Probabilmente è il più prolifico tra gli autori bonelliani; ricordo un’intervista di qualche anno fa in cui dichiarò che a volte impiegava meno di tre mesi per completare un albo...roba da guinness dei primati! Merito sicuramente di una raggiunta maturità e di una padronanza del tratto, ma anche di uno stile “rapido” che punta più all’atmosfera che al dettaglio (e, ammettiamolo, gli consente di nascondere le imperfezioni; anche in queste cose si vedono i grandi disegnatori!)

Tre vecchie signore” segna l’esordio di Roi su Dampyr, collana che per le tematiche e le ambientazioni è quella che sicuramente più si avvicina all’Indagatore dell’Incubo. L’albo ci svela qualcosa in più dell’adolescenza di Harlan, di quando viveva in un imprecisato villaggio europeo insieme alle tre enigmatiche “zie”.

La storia scritta da Boselli (a proposito, in quanto a prolificità pure lui non scherza…sta portando avanti la serie da solo, sebbene di recente abbia anche subito un delicato intervento, dato che il co-creatore, Colombo, si è purtroppo dovuto allontanare dallo staff per gravi problemi di salute, curando ormai solo i testi per la Collana Almanacchi... e mi scuso se in passato avevo prestato fede ad illazioni poco veritiere) è interessante sia per la sceneggiatura ben costruita sia per le rivelazioni sul giovane Harlan e sulla gerarchia dell’universo dampyriano (Maestri della Notte, Naphidim, legge dell’equilibrio, guardiane della suddetta legge, ovvero le zie, che tanto assomigliano alle Moire greche…).

Anche “Manila”, 214esimo albo di Dylan Dog, ha a che fare con il passato: torna infatti la vampira vista quasi 3 anni fa nella doppia avventura dei numeri 180 e 181. Ai testi sempre Pasquale Ruju, autore di un sequel senza infamia e senza lode, che nulla aggiunge al tema dei succhiasangue; interessante la caratterizzazione di Manila, non altrettanto lo svolgimento della vicenda, abbastanza ordinario. Perché  non insistere di più sul rischio di vampirizzazione di Dylan, osando magari un finale aperto in cui il nostro salva la bella non-morta, invece di un epilogo così strappalacrime e risolutore? Un po’ di “coraggio narrativo” non guasterebbe…
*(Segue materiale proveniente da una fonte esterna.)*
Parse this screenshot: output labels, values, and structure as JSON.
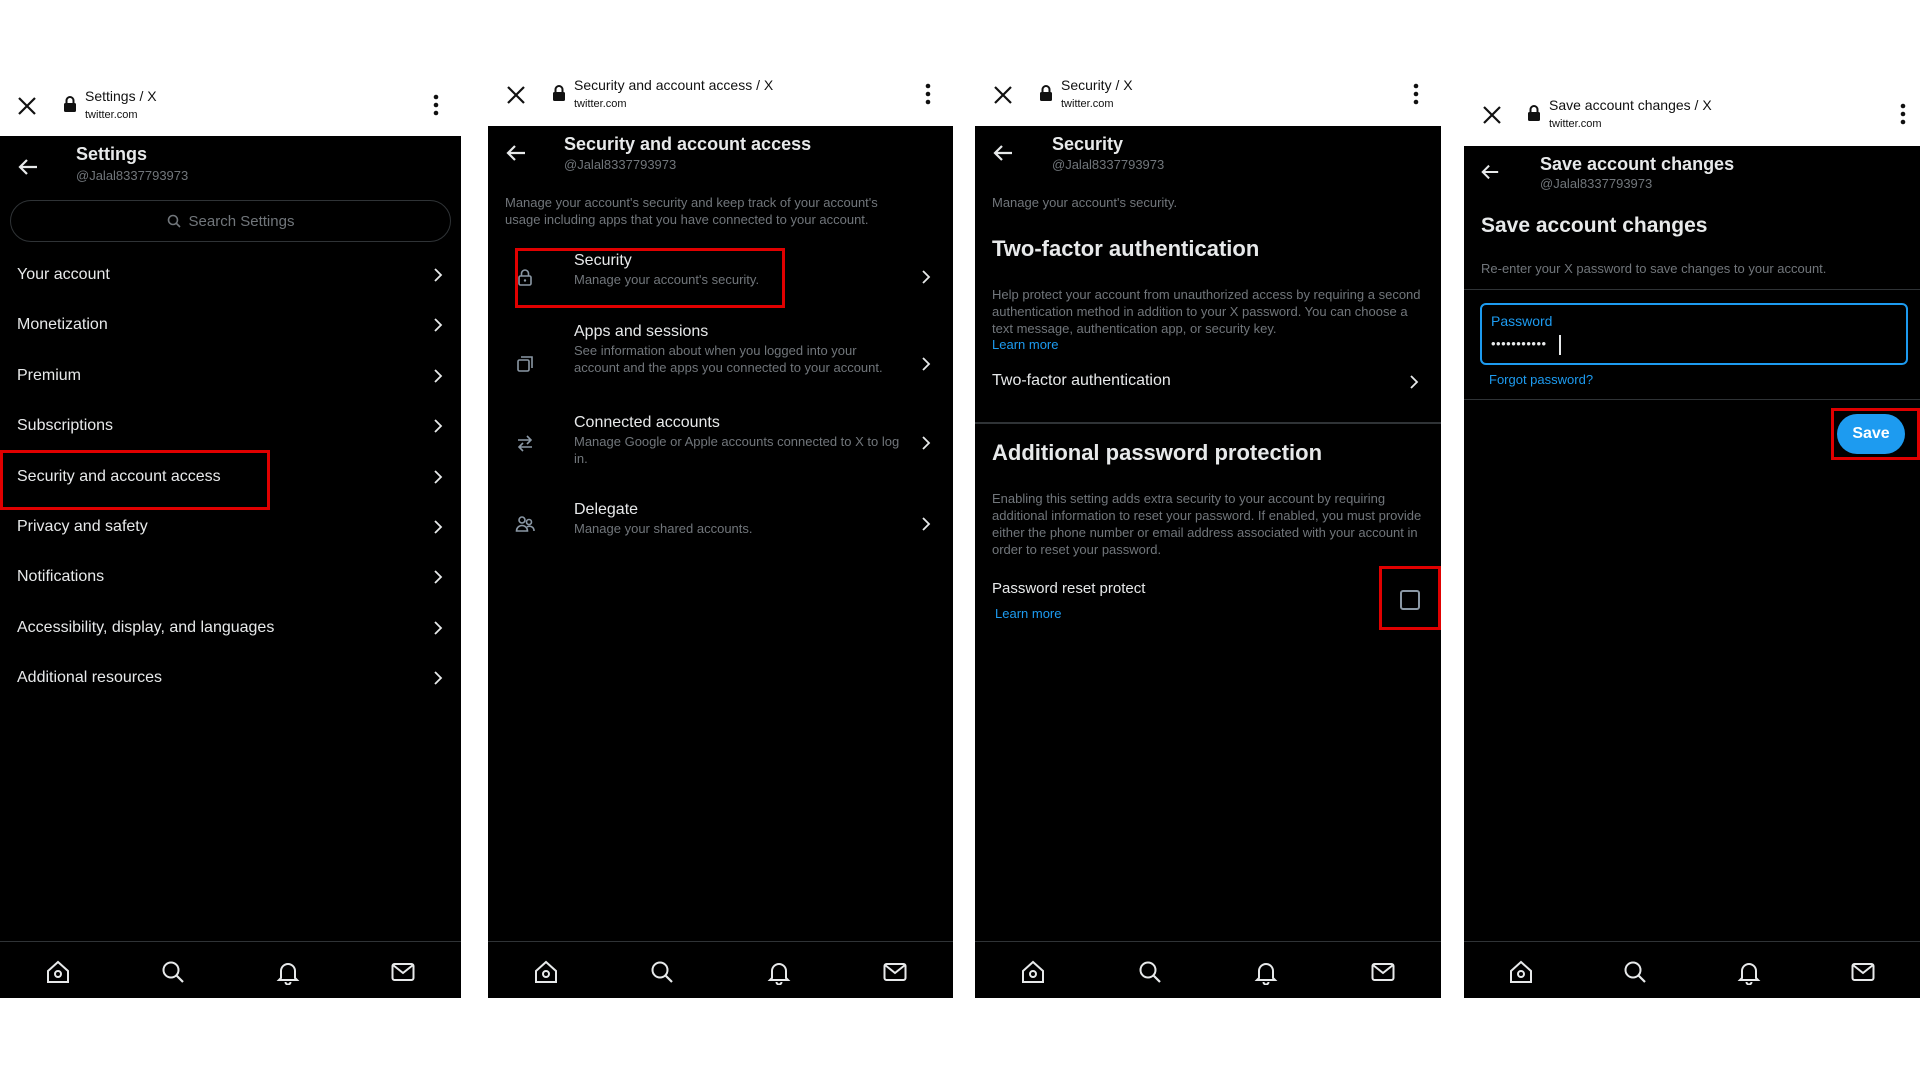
{
  "panels": [
    {
      "browser_title": "Settings / X",
      "browser_url": "twitter.com",
      "title": "Settings",
      "handle": "@Jalal8337793973",
      "search_placeholder": "Search Settings",
      "items": [
        "Your account",
        "Monetization",
        "Premium",
        "Subscriptions",
        "Security and account access",
        "Privacy and safety",
        "Notifications",
        "Accessibility, display, and languages",
        "Additional resources"
      ]
    },
    {
      "browser_title": "Security and account access / X",
      "browser_url": "twitter.com",
      "title": "Security and account access",
      "handle": "@Jalal8337793973",
      "description": "Manage your account's security and keep track of your account's usage including apps that you have connected to your account.",
      "items": [
        {
          "title": "Security",
          "subtitle": "Manage your account's security.",
          "icon": "lock-icon"
        },
        {
          "title": "Apps and sessions",
          "subtitle": "See information about when you logged into your account and the apps you connected to your account.",
          "icon": "apps-icon"
        },
        {
          "title": "Connected accounts",
          "subtitle": "Manage Google or Apple accounts connected to X to log in.",
          "icon": "arrows-icon"
        },
        {
          "title": "Delegate",
          "subtitle": "Manage your shared accounts.",
          "icon": "people-icon"
        }
      ]
    },
    {
      "browser_title": "Security / X",
      "browser_url": "twitter.com",
      "title": "Security",
      "handle": "@Jalal8337793973",
      "description": "Manage your account's security.",
      "twofa_heading": "Two-factor authentication",
      "twofa_text": "Help protect your account from unauthorized access by requiring a second authentication method in addition to your X password. You can choose a text message, authentication app, or security key.",
      "twofa_learn_more": "Learn more",
      "twofa_row": "Two-factor authentication",
      "app_heading": "Additional password protection",
      "app_text": "Enabling this setting adds extra security to your account by requiring additional information to reset your password. If enabled, you must provide either the phone number or email address associated with your account in order to reset your password.",
      "reset_protect_label": "Password reset protect",
      "reset_learn_more": "Learn more",
      "reset_protect_checked": false
    },
    {
      "browser_title": "Save account changes / X",
      "browser_url": "twitter.com",
      "title": "Save account changes",
      "handle": "@Jalal8337793973",
      "heading": "Save account changes",
      "description": "Re-enter your X password to save changes to your account.",
      "password_label": "Password",
      "password_value": "•••••••••••",
      "forgot_password": "Forgot password?",
      "save_label": "Save"
    }
  ],
  "colors": {
    "accent": "#1d9bf0",
    "highlight": "#e00000",
    "background": "#000000",
    "muted": "#71767b"
  }
}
E poi, perché tra tutti i possibili incidenti domestici (casa di Alec che esplode), Ruju è andato a scegliere quello più inverosimile e ridicolo (quasi chiaverottiano)?

Mentre cerchiamo una risposta, consoliamoci con la buona prova su entrambi gli albi di  Roi, che si dimostra ancora una volta a suo agio tra canini e giugulari. Molto riuscita la caratterizzazione di tutti i personaggi femminili, un po’ meno quella di Harlan, le cui fattezze a volte si discostano dai canoni della serie (ma non potrebbe disegnarla meglio quella barba???).

Per concludere due parole sulle copertine: svogliata ma attinente all’albo quella di Stano, ben realizzata ma troppo generica quella di Riboldi.